Using emerging technologies called single-cell RNA sequencing, it may be possible to make important diagnostic findings within five minutes, he said. “We are on the cusp of some exciting opportunities,” he said.

We need to protect our antibiotics

As Woods noted in his talk, as many as half the antibiotics prescribed to patients are not needed. Improper use of antibiotics can promote the growth of antibiotic-resistant bacteria, which are responsible for 23,000 deaths in the U.S., he said. This is of concern to transplant physicians, who prescribe lots of antibiotics and for whose patients the right antibiotic may be the difference between survival or death.
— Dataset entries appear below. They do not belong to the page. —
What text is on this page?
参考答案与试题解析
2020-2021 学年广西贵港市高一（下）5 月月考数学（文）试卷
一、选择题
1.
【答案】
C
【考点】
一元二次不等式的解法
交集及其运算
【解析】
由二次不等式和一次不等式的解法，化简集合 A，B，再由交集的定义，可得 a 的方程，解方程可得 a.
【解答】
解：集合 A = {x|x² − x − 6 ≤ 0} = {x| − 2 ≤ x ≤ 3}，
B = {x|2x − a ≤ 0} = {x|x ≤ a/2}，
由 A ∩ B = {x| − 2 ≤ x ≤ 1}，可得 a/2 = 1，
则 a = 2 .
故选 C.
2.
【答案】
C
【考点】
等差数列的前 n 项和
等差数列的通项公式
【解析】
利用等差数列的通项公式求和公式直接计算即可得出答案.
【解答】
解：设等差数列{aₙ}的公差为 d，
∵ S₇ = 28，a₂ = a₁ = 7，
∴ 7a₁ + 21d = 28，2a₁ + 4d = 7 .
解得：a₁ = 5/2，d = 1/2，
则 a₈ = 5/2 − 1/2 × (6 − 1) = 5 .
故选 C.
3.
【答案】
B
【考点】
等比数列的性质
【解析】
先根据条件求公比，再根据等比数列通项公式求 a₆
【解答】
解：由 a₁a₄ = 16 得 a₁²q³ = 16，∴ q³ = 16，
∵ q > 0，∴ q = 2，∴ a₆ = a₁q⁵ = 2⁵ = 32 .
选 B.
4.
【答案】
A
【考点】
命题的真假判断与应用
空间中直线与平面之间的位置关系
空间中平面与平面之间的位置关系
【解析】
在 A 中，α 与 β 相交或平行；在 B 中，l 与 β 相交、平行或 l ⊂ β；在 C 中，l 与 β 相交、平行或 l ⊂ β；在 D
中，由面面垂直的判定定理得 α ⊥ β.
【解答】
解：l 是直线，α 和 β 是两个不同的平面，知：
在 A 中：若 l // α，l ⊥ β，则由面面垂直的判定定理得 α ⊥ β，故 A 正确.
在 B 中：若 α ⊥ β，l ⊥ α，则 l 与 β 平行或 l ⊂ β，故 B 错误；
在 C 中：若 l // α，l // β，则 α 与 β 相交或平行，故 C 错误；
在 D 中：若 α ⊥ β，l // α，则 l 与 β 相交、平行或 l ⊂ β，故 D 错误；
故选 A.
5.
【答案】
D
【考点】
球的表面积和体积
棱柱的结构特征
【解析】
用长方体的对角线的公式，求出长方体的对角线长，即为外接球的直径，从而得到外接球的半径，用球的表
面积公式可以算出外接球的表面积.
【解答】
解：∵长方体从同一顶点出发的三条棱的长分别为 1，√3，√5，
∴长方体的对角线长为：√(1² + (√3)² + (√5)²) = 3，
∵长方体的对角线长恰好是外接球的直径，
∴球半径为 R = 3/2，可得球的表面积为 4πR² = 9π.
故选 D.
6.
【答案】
“There is a storm coming,” said Josh Wolff, MBBS, director of antimicrobial stewardship at St. Jude Children’s Research Hospital in Memphis, Tennessee. “Antimicrobial resistance affects how we are able to treat our patients and how we will be able to look after them in the future.”
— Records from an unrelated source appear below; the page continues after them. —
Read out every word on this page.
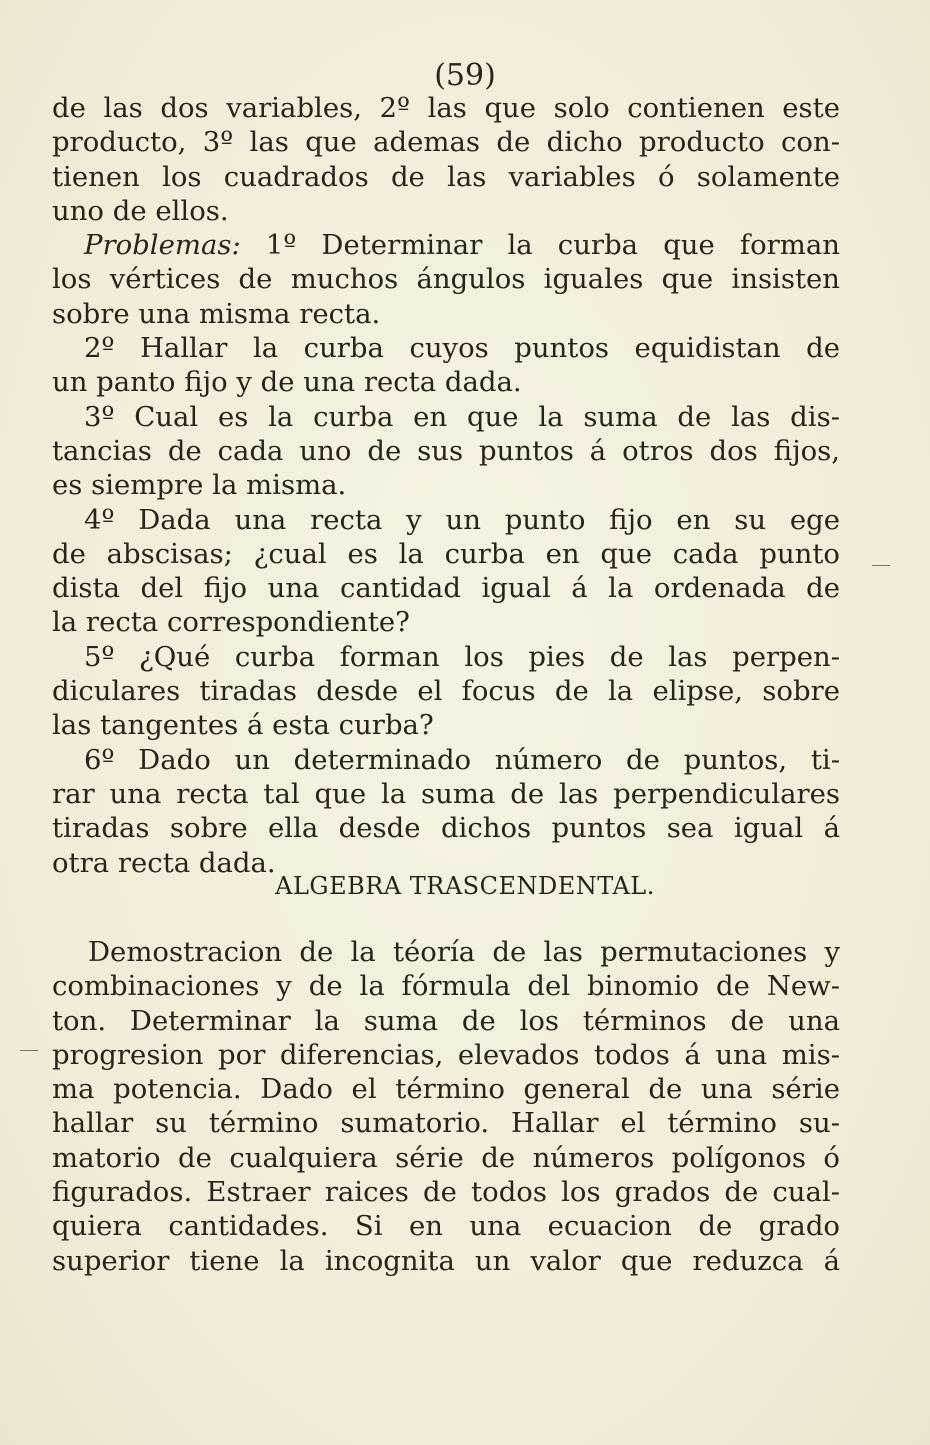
(59)
de las dos variables, 2º las que solo contienen este
producto, 3º las que ademas de dicho producto con-
tienen los cuadrados de las variables ó solamente
uno de ellos.
Problemas: 1º Determinar la curba que forman
los vértices de muchos ángulos iguales que insisten
sobre una misma recta.
2º Hallar la curba cuyos puntos equidistan de
un panto fijo y de una recta dada.
3º Cual es la curba en que la suma de las dis-
tancias de cada uno de sus puntos á otros dos fijos,
es siempre la misma.
4º Dada una recta y un punto fijo en su ege
de abscisas; ¿cual es la curba en que cada punto
dista del fijo una cantidad igual á la ordenada de
la recta correspondiente?
5º ¿Qué curba forman los pies de las perpen-
diculares tiradas desde el focus de la elipse, sobre
las tangentes á esta curba?
6º Dado un determinado número de puntos, ti-
rar una recta tal que la suma de las perpendiculares
tiradas sobre ella desde dichos puntos sea igual á
otra recta dada.
ALGEBRA TRASCENDENTAL.
Demostracion de la téoría de las permutaciones y
combinaciones y de la fórmula del binomio de New-
ton. Determinar la suma de los términos de una
progresion por diferencias, elevados todos á una mis-
ma potencia. Dado el término general de una série
hallar su término sumatorio. Hallar el término su-
matorio de cualquiera série de números polígonos ó
figurados. Estraer raices de todos los grados de cual-
quiera cantidades. Si en una ecuacion de grado
superior tiene la incognita un valor que reduzca á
Monica Slavin, MBBS, MD, an infectious-disease expert at the Royal Melbourne Hospital in Australia, explained how difficult it can be to make decisions to withhold antibiotics to prevent disease. She presented data from her hospital that showed it could do so safely with a system in place to manage bloodstream infections should they occur. She also cited a pair of studies, one Dutch and one German, that looked at whether it was safe to drop preventive treatment of transplant patients with fluoroquinolones, a potent class of antibiotics. Both studies concluded that it was safe to drop them, but in both cases, the hospitals involved elected not to.
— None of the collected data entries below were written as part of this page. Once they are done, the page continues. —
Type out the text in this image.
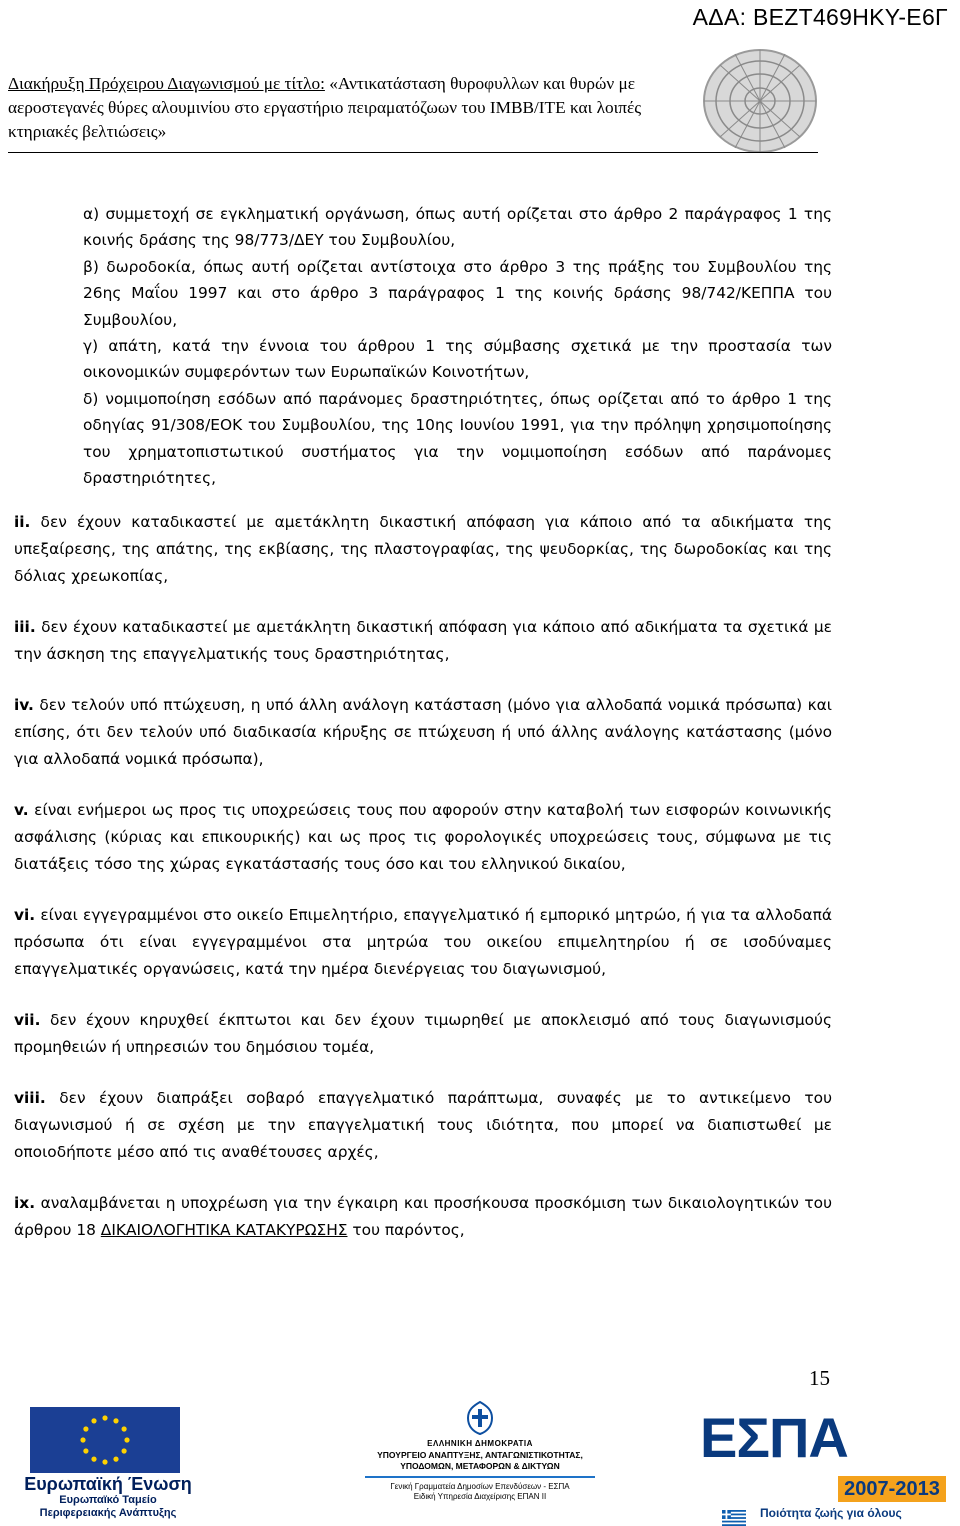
ΑΔΑ: ΒΕΖΤ469ΗΚΥ-Ε6Γ
Διακήρυξη Πρόχειρου Διαγωνισμού με τίτλο: «Αντικατάσταση θυροφυλλων και θυρών με αεροστεγανές θύρες αλουμινίου στο εργαστήριο πειραματόζωων του ΙΜΒΒ/ΙΤΕ και λοιπές κτηριακές βελτιώσεις»

α) συμμετοχή σε εγκληματική οργάνωση, όπως αυτή ορίζεται στο άρθρο 2 παράγραφος 1 της κοινής δράσης της 98/773/ΔΕΥ του Συμβουλίου,

β) δωροδοκία, όπως αυτή ορίζεται αντίστοιχα στο άρθρο 3 της πράξης του Συμβουλίου της 26ης Μαΐου 1997 και στο άρθρο 3 παράγραφος 1 της κοινής δράσης 98/742/ΚΕΠΠΑ του Συμβουλίου,

γ) απάτη, κατά την έννοια του άρθρου 1 της σύμβασης σχετικά με την προστασία των οικονομικών συμφερόντων των Ευρωπαϊκών Κοινοτήτων,

δ) νομιμοποίηση εσόδων από παράνομες δραστηριότητες, όπως ορίζεται από το άρθρο 1 της οδηγίας 91/308/ΕΟΚ του Συμβουλίου, της 10ης Ιουνίου 1991, για την πρόληψη χρησιμοποίησης του χρηματοπιστωτικού συστήματος για την νομιμοποίηση εσόδων από παράνομες δραστηριότητες,

ii. δεν έχουν καταδικαστεί με αμετάκλητη δικαστική απόφαση για κάποιο από τα αδικήματα της υπεξαίρεσης, της απάτης, της εκβίασης, της πλαστογραφίας, της ψευδορκίας, της δωροδοκίας και της δόλιας χρεωκοπίας,

iii. δεν έχουν καταδικαστεί με αμετάκλητη δικαστική απόφαση για κάποιο από αδικήματα τα σχετικά με την άσκηση της επαγγελματικής τους δραστηριότητας,

iv. δεν τελούν υπό πτώχευση, η υπό άλλη ανάλογη κατάσταση (μόνο για αλλοδαπά νομικά πρόσωπα) και επίσης, ότι δεν τελούν υπό διαδικασία κήρυξης σε πτώχευση ή υπό άλλης ανάλογης κατάστασης (μόνο για αλλοδαπά νομικά πρόσωπα),

v. είναι ενήμεροι ως προς τις υποχρεώσεις τους που αφορούν στην καταβολή των εισφορών κοινωνικής ασφάλισης (κύριας και επικουρικής) και ως προς τις φορολογικές υποχρεώσεις τους, σύμφωνα με τις διατάξεις τόσο της χώρας εγκατάστασής τους όσο και του ελληνικού δικαίου,

vi. είναι εγγεγραμμένοι στο οικείο Επιμελητήριο, επαγγελματικό ή εμπορικό μητρώο, ή για τα αλλοδαπά πρόσωπα ότι είναι εγγεγραμμένοι στα μητρώα του οικείου επιμελητηρίου ή σε ισοδύναμες επαγγελματικές οργανώσεις, κατά την ημέρα διενέργειας του διαγωνισμού,

vii. δεν έχουν κηρυχθεί έκπτωτοι και δεν έχουν τιμωρηθεί με αποκλεισμό από τους διαγωνισμούς προμηθειών ή υπηρεσιών του δημόσιου τομέα,

viii. δεν έχουν διαπράξει σοβαρό επαγγελματικό παράπτωμα, συναφές με το αντικείμενο του διαγωνισμού ή σε σχέση με την επαγγελματική τους ιδιότητα, που μπορεί να διαπιστωθεί με οποιοδήποτε μέσο από τις αναθέτουσες αρχές,

ix. αναλαμβάνεται η υποχρέωση για την έγκαιρη και προσήκουσα προσκόμιση των δικαιολογητικών του άρθρου 18 ΔΙΚΑΙΟΛΟΓΗΤΙΚΑ ΚΑΤΑΚΥΡΩΣΗΣ του παρόντος,

15
Ευρωπαϊκή Ένωση
Ευρωπαϊκό Ταμείο
Περιφερειακής Ανάπτυξης
ΕΛΛΗΝΙΚΗ ΔΗΜΟΚΡΑΤΙΑ
ΥΠΟΥΡΓΕΙΟ ΑΝΑΠΤΥΞΗΣ, ΑΝΤΑΓΩΝΙΣΤΙΚΟΤΗΤΑΣ,
ΥΠΟΔΟΜΩΝ, ΜΕΤΑΦΟΡΩΝ & ΔΙΚΤΥΩΝ
Γενική Γραμματεία Δημοσίων Επενδύσεων - ΕΣΠΑ
Ειδική Υπηρεσία Διαχείρισης ΕΠΑΝ ΙΙ
ΕΣΠΑ
2007-2013
Ποιότητα ζωής για όλους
“What drives a lot of antibiotic prescribing,” Slavin said, “is fear.”

Fred Hutch researcher Catherine Liu, MD, who is director of antimicrobial stewardship at Seattle Cancer Care Alliance, the Hutch’s clinical care partner, said advanced diagnostic technologies can help doctors decide which medicines to use and when to use them. “Being able to know when it is necessary to use an antibiotic and when it is not is critically important. I think having better diagnostics is going to be really important in helping us sort that out,” she said.

Training a new generation

The two-day conference was also an opportunity to expose up-and-coming medical students and researchers to the excitement in this field. “One key objective of the conference was to increase participation of the next generation of clinicians and researchers in infections in the immunocompromised host,” Boeckh said. “We provided travel grants to 59 trainees, many of them women and underrepresented minorities.”

Arvin Jundoria, a third-year medical student at Howard University College of Medicine in Washington, D.C., was thrilled to attend and presented a poster on her case study of a patient who came into the emergency room in respiratory distress. His doctors discovered he was infected with HIV and had Kaposi sarcoma in his lungs, and he eventually succumbed to the disease. Her experience in Seattle only deepened her interest in infections, particularly sepsis, caused by harmful bacteria in the bloodstream.

“I want to become an emergency room physician and cure sepsis,” she said.